Due piani e una proposta che si sviluppa sul doppio binario ristorante e cocktail bar. La firmano i fratelli Andrea e Riccardo Curto, barman l'uno e cuoco l'altro, in uno locale ispirato ai primi decenni del XIX secolo, epoca tanto del proibizionismo e degli speak easy quanto di quell'art decò che qui rivive negli arredi: grandi lampadari, ottoni, velluti, tonalità intense per pareti, sedute e tappezzerie.

Cuneo - https://decoristorante.it/

garga trattoria

Il Garga

Cucina tradizionale toscana, come si conviene a una trattoria storica, ma con qualcosa di più: sculture, dipinti e affreschi originali che rendono il Garga una sorta di stravagante galleria d'arte, coloratissima, informale e molto accogliente.

Firenze - https://www.casatrattoria.com/trattoria-garga/

gagini

Gagini

Guidato da Mauricio Zillo, brasiliano d'origine, palermitano d'adozione, Gagini è l'ammiraglia del gruppo Virga&Milano, ristoratori attenti e capaci che hanno saputo declinare in locali dal format, lo stile e la proposta diversi, una stessa vocazione al bello e al buono. Gagini, dedicato alla cucina d'autore e prima insegna nata, ha contribuito alla rinascita di via dei Cassari, viottolo del centro non distante dalla Vucciria e dal Porto della Cala oggi colonizzato dai locali del gruppo che lo accendono di luci, belle energie e cose buone. Da Gagini la cucina di Zillo sfida convenzioni e osa con un sorriso, va a mano libera incontrando una cantina ricchissima e molto originale, duettando con l'arte contemporanea felicemente presente tra pareti e con l'anima di questo spazio, un tempo bottega artigiana dello scultore rinascimentale Antonello Gagini.

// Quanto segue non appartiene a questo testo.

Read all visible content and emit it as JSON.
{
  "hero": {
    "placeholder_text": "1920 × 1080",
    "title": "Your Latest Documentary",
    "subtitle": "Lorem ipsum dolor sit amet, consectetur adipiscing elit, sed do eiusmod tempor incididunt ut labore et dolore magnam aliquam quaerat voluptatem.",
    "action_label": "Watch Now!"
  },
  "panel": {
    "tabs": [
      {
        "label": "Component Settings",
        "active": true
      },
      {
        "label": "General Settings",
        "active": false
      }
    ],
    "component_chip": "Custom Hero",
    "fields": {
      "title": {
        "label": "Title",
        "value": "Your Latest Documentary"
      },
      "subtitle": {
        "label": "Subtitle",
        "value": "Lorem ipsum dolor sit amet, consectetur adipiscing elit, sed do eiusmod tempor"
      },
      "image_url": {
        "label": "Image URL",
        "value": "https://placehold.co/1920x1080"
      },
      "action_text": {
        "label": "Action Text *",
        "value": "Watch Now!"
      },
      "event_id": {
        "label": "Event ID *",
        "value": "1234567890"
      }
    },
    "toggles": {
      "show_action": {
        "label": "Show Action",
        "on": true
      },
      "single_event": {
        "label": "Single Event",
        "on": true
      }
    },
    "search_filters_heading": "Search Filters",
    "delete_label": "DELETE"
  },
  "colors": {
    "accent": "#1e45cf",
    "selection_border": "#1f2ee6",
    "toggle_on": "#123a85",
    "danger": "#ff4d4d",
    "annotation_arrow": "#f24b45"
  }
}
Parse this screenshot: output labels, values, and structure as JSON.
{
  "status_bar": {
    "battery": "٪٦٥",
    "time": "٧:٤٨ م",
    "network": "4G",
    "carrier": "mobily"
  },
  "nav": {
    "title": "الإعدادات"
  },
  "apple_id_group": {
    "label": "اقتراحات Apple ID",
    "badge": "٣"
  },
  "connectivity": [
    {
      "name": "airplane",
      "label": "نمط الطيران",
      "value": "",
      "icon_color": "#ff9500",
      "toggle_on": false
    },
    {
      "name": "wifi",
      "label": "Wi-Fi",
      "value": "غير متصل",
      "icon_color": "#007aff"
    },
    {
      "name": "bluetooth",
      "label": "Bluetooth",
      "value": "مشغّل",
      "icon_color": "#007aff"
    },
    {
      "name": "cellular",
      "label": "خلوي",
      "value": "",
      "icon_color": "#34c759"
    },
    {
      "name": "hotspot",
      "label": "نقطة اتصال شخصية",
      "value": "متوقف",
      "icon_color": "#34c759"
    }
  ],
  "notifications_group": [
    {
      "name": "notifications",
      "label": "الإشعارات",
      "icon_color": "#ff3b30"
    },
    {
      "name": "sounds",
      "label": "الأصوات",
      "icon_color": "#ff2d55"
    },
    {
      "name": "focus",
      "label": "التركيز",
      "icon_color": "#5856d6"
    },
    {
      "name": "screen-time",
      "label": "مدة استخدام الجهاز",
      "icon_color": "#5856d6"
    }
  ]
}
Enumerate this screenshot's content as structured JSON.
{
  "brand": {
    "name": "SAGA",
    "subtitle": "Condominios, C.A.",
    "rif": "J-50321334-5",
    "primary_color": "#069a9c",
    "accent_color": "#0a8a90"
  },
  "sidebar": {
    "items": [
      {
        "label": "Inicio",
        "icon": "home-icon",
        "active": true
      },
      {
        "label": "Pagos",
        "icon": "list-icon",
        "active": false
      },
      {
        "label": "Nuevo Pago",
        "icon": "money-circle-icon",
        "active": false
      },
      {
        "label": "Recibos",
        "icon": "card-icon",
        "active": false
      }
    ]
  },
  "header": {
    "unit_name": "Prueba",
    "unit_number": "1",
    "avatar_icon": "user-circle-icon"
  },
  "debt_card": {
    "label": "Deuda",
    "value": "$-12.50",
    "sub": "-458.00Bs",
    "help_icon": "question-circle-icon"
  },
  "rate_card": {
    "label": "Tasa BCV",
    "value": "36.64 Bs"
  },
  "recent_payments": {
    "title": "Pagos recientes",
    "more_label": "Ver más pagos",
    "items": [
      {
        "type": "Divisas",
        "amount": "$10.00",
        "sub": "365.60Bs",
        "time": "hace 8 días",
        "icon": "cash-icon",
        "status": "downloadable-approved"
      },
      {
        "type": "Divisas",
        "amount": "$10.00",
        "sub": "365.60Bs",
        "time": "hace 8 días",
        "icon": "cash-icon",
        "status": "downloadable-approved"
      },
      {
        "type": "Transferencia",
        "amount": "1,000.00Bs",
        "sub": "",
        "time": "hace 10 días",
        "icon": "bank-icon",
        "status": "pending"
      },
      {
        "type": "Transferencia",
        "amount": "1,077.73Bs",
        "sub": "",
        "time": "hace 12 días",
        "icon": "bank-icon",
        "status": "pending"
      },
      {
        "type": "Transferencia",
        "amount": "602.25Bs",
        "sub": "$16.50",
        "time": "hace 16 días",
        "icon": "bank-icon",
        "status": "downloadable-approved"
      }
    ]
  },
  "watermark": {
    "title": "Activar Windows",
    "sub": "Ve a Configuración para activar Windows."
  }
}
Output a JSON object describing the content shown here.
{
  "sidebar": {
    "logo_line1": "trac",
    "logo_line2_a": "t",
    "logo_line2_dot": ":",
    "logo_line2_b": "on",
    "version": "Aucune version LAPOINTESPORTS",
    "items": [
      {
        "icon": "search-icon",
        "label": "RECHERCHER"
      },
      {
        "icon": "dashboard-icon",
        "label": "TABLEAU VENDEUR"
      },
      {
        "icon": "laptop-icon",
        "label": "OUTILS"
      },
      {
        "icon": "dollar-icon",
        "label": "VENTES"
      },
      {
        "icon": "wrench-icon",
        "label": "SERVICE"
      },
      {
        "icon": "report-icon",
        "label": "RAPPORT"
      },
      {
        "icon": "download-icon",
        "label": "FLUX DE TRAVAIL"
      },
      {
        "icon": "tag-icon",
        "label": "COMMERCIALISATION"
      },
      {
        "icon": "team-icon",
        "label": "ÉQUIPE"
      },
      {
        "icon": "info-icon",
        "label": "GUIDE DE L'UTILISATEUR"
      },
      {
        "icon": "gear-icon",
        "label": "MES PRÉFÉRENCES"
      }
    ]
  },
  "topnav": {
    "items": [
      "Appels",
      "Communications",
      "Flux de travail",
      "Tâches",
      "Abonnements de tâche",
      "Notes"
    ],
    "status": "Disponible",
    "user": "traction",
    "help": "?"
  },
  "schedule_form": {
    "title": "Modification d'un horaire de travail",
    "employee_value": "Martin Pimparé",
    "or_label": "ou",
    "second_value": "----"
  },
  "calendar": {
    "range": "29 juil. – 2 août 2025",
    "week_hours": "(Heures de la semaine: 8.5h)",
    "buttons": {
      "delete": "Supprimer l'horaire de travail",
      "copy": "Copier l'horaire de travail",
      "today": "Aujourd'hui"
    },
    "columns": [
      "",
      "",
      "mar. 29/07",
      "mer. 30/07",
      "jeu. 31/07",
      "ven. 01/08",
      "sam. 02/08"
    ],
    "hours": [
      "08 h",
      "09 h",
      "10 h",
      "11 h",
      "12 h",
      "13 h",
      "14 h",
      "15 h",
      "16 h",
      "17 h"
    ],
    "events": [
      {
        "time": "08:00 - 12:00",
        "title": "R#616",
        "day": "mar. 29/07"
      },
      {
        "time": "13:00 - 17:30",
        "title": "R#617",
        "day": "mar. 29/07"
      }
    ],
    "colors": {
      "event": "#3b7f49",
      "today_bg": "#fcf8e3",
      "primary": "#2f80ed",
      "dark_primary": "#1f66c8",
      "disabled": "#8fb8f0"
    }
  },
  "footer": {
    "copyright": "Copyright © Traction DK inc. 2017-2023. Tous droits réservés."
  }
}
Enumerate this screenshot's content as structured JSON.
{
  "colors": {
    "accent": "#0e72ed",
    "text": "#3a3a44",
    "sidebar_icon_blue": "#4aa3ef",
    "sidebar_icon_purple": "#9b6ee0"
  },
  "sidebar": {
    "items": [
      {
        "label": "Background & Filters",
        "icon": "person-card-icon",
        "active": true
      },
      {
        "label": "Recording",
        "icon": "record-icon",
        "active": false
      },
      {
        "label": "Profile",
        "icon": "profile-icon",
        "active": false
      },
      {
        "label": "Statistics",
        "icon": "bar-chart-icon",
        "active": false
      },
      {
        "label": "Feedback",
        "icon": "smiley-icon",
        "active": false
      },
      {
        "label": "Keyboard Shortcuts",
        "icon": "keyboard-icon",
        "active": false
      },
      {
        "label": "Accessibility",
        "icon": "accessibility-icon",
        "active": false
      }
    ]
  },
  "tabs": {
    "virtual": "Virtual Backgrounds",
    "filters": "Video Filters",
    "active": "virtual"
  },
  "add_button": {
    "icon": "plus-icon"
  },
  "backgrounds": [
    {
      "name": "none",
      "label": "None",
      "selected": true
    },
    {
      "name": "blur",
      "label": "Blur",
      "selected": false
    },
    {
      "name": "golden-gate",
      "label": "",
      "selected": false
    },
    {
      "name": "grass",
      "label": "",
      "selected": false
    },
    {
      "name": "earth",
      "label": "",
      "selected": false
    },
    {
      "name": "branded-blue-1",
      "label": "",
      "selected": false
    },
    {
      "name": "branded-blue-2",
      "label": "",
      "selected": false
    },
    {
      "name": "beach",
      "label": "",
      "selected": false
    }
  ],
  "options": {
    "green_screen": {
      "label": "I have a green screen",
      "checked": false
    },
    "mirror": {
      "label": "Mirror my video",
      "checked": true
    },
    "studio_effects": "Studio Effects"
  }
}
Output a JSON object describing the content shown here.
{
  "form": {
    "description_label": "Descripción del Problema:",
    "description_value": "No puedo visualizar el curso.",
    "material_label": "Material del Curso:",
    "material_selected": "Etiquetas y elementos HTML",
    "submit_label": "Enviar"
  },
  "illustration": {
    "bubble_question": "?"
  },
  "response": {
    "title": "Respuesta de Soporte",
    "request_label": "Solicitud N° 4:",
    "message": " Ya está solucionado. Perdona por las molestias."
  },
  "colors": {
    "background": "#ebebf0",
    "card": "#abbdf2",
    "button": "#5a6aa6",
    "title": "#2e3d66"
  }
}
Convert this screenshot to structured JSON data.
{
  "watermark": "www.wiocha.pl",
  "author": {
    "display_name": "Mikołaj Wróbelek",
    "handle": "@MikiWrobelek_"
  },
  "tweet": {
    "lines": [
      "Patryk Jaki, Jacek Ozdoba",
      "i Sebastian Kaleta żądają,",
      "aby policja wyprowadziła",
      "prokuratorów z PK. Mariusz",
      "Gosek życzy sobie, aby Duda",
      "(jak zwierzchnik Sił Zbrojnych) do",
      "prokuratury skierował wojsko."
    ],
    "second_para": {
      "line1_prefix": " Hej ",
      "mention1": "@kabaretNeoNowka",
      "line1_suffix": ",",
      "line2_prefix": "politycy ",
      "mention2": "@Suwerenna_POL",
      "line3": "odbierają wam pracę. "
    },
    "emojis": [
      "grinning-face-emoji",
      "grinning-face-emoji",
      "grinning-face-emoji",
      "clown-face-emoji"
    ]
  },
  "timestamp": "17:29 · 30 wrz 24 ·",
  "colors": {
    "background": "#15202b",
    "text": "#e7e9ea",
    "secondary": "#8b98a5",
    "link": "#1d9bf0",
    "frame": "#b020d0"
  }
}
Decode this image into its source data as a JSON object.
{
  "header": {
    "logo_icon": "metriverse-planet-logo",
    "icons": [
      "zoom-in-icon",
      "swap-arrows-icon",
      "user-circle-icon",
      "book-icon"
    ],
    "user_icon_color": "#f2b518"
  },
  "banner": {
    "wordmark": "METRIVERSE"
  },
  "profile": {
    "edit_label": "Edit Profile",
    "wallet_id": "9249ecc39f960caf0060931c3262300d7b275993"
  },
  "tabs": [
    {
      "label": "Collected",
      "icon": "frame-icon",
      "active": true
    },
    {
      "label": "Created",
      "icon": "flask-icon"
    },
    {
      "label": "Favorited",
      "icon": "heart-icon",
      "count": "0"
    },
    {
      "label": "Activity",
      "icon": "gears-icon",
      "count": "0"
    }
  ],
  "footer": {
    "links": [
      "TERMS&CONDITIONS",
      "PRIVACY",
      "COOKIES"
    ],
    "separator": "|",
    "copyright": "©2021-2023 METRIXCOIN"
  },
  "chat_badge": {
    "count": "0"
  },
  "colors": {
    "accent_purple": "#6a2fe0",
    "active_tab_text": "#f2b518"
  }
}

Palermo - https://www.gaginirestaurant.com/

il sale la meravigliosa terrazza panoramica del ristorante il sale a poggio ai santi

Il Sale

Nascosto tra le suggestive vie di San Vincenzo, sulla costa tirrenica, Il Sale è un gioiello inaspettato. Per la magnifica vista sull'arcipelago toscano e per il giardino rigoglioso, ma anche per la cucina che sa fondere tradizione e intuizioni moderne. Si parte da ingredienti freschi e locali, scelti con criterio o autoprodotti, per celebrare i sapori autentici della Toscana ma con un tocco personale. È quello della coppia al timone: Shimpei e Sayuri che infondono richiami giapponesi alla cucina del territorio, regalando impennate di sapore, intensità e sfumature impreviste con garbo ed equilibrio,

San Vincenzo (LI) - https://ristoranteilsale.com

tenerumi

I Tenerumi

Un ristorante magico in un’isola magica. A Vulcano lo chef Davide Guidara accompagna i propri ospiti in un percorso realizzato interamente con materie prime vegetali. Non una moda temporanea ma un progetto complesso che include un “Manifesto della nuova cucina vegetale” scritto dallo stesso Guidara, che ha individuato 7 regole per sgomberare il campo da tutti i luoghi comuni che accompagnano la scelta veg. Che tutto questo venga fatto in un super hotel in uno dei contesti più incantevoli delle Eolie sembra impossibile. E invece Guidara va spedito in un percorso di studio fiero e coerente, come lo è il degustazione che infila uno dietro l'altro una serie di bocconi intensissimi, capaci di scardinare, anche loro, ogni preconcetto rispetto al mondo vegetale.

Vulcanello (ME) – https://www.tenerumiristorante.it

UNE Sala principale del ristorante con il bancone

UNE

UNE è un termine dialettale che significa acqua, elemento principe in questo fazzoletto di terra di cui sono testimonianza i molti mulini che ancora punteggiano l'orizzonte. Come quello, ristrutturato e arredato con rispetto e gusto minimale, in cui Giulio Gigli ha dato vita al suo progetto gastronomico, tra i capofila di una nuova cucina umbra che pare vivere una stagione d'oro. La sua idea gastronomica è quella di una cucina moderna, dall'afflato internazionale (eredità di importanti esperienze all'estero) ma pienamente radicata nel territorio, il concept punta su sostenibilità, attenzione alla stagionalità e relazioni in un flusso armonico, sorprendente, accattivante che si muove dalla tavola all'ambiente circostante con grande coerenza.

Capodacqua (PG) - https://ristoranteune.com

contrada bricconi

Contrada Bricconi

Più che un ristorante: un organismo articolato e autarchico che include diversi edifici con funzioni diverse e carattere altoatesino. Stalla, fienili, caseificio e ristorante: tutto converge nell'idea di una cucina strettamente connessa con il territorio, i suoi prodotti e le tradizioni, eppure modernissima. Capace di interpretare, da lì, le dinamiche più attuali della nostra cucina. A partire dalla centralità del vegetale, qui unito alle varie forme del latte, e dall'interesse per fermentazioni, affumicature e altre tecniche usate con precisione e puntualità da giovani consapevoli, coraggiosi, capacissimi.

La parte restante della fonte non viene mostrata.